Structure, Contrast and Movement


When people ask me what I paint, I ofen stumble through a very inadequate response. I tell them that I do still life and landscape. Soon, I'll be putting people in some of my work. This doesn't begin to describe what I'm really interested in as an artist. "Structure, contrast and movement" would be a more accurate description. 


  I’d like to take a look at a recent pastel, Nasturtiums (figure 1) shown by the Abbozzo Gallery
  at the 2005 Toronto International Art Fair. I’ll talk about the role played by structure, contrast
  and movement in this painting. Before I start, a few words about colour: it would be possible to
  do a dozen tutorials on the subject, so I won’t talk about it much here. One tipthough; oranges
  and reds work beautifully with grays.








  To help us focus on elements other than colour, I’ve  used Adobe Photoshop to convert the picture
  to a grayscale image (figure 2). The use of tonal contrast is  quite obvious in this image but I’ve
  also used contrasting  shapes to build the picture. The strong, geometric shapes of the window sill,
  cylindrical vase and window contrast  sharply with the flowing, organic shape of the nasturtiums. 

  This is a pictorial strategy that I use regularly. I definitely have a thing about windows!

  Contrasting quiet, open areas with busy, complex passages is another kind of contrast employed by
  artists like Richard Diebenkorn. He used large central areas of atmospheric colour surrounded by
  complicated linear structures on the outer edges of his pictures. Think of a landscape with  98% sky
  and 2% horizon at the bottom of the image; definitely not for the faint-hearted!





  To help illustrate the importance of structure in painting, I’ve used Photoshop to highlight important
  shapes that give the picture its foundation or structure (figure 3). At first glance, it may seem that
  I’m talking about the same thing as in the previous paragraph. But I’m really not. These shapes
  were partially invented to connect the focal point of the image to the edges of my paper. This
  strategy is especially useful in landscape painting. I try to simplify areas of shadow into larger,
  abstract shadow shapes that lend a sense of order to my painting. When I use the word design,
  this is what I’m talking about. Cezanne and Vermeer are two examples of painters who made
  beautifully structured pictures where each element fits together like the pieces of a jigsaw puzzle.

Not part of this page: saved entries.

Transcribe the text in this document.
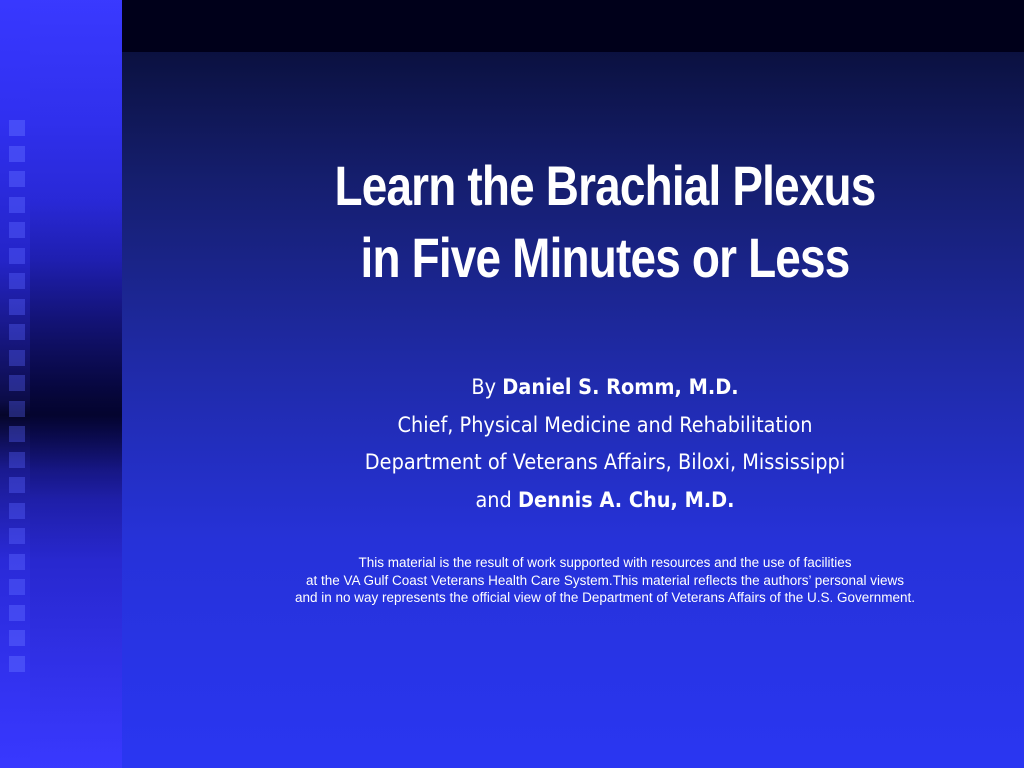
Learn the Brachial Plexus
in Five Minutes or Less
By Daniel S. Romm, M.D.
Chief, Physical Medicine and Rehabilitation
Department of Veterans Affairs, Biloxi, Mississippi
and Dennis A. Chu, M.D.
This material is the result of work supported with resources and the use of facilities
at the VA Gulf Coast Veterans Health Care System.This material reflects the authors’ personal views
and in no way represents the official view of the Department of Veterans Affairs of the U.S. Government.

  If you struggle with this concept or like to paint less structured pictures, try using a square format.
  Abstract painters have known for a long time that a square doesn’t impose structure the same way
  that wide or tall rectangles do.


Movement is the third aspect of this picture that we can look at. In the original image, you can see the rolling, circular movement of
the flowers. It’s something I wanted to be sure to communicate in my painting. I’ve always felt that successful painting, sculpture or
film has an almost musical rhythm and tension at its core. If you look at the blue swirl on the glass vase, the reflected light on the
window sill and the mass of flowers, I hope you’ll see what I’m talking about.